Roier still feels like he’s trapped in that moment, forever lying on the floor with an axe at his neck, listening to the sick squelch of his son’s body falling to one on the other side of the wall. Always, he’s in the middle of knowing his son is going to die, that his son is dead. He can’t forget it. So when someone says that it’s his fault, that he didn’t protect his son, that they all know better now. Well. He wishes he could show them a playback, let them listen to that axe hitting the floor over and over. Let them call him a bad parent after that.  

Roier doesn’t bother to show people that, though. What the fuck is anyone else’s opinion worth? He can scream until his face is blue that he was a good dad, that Bobby was the happiest egg, the safest, the strongest. That doesn’t matter, not anymore. People will believe what they want to believe, and Roier will go on living his life. 

It doesn’t become easier with time. It does, in a way, because there’s less reminders, but also it doesn’t. Everything is nothing is everything. His son is dead, but he’s alive, because he was, once, so he still is. But also he’s dead. Very dead. 

He dreams, even when he’s awake, of killing Cucurucho. With his bare hands, maybe, or with an axe to the throat, into its artificial skull, cracking it open like an egg. No yoke inside, though. Only recorded phrases, robotic politeness, no apologies, no consideration. Nothing to even be angry over, honestly, Roier, what could possibly upset someone about this fluffy white bear? All he does is blow bubbles and kidnap people, honestly. Honestly, man, what is there even to be mad about? 

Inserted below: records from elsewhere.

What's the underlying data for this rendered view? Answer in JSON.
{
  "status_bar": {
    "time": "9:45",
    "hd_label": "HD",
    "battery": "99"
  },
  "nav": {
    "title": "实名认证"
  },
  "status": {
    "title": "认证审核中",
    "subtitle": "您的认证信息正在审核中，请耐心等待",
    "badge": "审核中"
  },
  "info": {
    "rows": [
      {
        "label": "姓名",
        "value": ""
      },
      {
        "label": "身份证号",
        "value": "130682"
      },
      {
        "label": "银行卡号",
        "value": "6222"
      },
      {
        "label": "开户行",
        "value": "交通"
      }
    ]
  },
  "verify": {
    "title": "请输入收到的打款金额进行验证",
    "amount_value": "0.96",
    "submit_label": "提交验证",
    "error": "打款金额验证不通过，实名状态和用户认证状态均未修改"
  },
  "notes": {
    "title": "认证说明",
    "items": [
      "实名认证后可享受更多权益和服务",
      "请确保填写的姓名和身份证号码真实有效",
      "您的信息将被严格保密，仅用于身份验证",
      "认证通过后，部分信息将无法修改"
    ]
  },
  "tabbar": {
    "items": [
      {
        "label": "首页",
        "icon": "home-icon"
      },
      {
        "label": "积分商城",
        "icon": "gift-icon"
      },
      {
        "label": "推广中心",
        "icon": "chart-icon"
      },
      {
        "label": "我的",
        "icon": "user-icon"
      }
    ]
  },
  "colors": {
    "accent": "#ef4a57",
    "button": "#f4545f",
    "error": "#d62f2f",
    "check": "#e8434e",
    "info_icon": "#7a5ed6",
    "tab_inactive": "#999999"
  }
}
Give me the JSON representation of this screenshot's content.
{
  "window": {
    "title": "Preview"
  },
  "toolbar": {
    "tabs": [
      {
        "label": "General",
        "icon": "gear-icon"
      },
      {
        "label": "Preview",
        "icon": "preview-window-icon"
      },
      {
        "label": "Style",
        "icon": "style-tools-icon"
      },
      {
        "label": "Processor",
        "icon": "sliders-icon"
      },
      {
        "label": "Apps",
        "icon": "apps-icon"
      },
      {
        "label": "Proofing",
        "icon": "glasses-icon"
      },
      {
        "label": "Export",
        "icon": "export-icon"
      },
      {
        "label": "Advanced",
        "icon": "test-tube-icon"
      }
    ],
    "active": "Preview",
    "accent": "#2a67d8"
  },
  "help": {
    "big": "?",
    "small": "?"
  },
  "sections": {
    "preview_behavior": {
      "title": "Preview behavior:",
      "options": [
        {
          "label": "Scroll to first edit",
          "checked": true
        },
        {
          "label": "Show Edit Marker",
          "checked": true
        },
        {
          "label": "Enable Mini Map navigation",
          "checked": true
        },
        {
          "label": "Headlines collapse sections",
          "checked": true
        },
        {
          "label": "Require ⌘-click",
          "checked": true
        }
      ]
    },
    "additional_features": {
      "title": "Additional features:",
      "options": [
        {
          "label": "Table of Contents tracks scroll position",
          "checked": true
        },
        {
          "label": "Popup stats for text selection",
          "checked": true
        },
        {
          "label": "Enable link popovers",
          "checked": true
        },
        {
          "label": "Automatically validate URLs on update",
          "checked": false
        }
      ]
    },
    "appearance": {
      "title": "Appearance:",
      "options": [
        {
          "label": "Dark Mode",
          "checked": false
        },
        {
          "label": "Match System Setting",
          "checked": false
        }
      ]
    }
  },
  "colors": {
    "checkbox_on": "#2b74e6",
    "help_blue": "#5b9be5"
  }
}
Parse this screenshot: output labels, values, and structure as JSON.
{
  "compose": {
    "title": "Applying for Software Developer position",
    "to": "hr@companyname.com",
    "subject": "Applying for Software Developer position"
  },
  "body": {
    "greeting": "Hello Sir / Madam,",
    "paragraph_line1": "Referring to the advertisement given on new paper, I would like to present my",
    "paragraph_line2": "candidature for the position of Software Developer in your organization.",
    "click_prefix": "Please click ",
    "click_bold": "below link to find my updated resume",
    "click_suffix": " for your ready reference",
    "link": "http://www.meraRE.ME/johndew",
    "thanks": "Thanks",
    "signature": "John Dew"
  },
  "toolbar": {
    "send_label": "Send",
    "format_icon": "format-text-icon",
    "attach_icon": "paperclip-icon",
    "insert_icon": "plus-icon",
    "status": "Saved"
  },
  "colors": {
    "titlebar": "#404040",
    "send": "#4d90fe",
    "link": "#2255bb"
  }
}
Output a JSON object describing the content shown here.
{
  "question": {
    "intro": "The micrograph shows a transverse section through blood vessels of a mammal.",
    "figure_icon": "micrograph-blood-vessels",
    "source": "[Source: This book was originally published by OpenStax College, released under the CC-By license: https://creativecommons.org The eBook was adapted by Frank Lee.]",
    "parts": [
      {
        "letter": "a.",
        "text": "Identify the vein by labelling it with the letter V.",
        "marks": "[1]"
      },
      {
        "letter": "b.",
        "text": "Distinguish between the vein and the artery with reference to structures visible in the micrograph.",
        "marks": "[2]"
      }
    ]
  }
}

Roier talks to himself constantly. He did it long before Bobby, still does it, a habit he’ll never break because he sees no reason to. Words spill out of him like a fountain, like the fake piss he funnels through the statue of Bobby in his yard. Just as useless, most of the time, but he keeps it running, a stream that never runs out. Bobby died, but piss is eternal. That’s the lesson to learn. 

Someone asked him, once, what stage of grief he was in. If he’d reached bargaining yet. 

“Shit, man,” he’d said. “I was bargaining the day he died.” 

‘There’s no such thing as stages of grief, you fucking idiot,’ is what he wanted to say. 

If he could go back in time, he wouldn’t do anything. What could he do, anyway– Bobby made his choice. He’d probably make it again, over and over, just to torment Roier, put him through hell. Just to show that he didn’t care about him enough. 

Roier knows that’s not true, knows that Bobby was young and stupid and wanted to play, wanted so badly to be like him, wanted to be a big kid, a grown man already. But he told Bobby what it meant to choose that dungeon, and he picked it over Roier. Roier will never make that same choice. Anything, he promised. Anything, anything, and Roier will be fine. He’s always fine.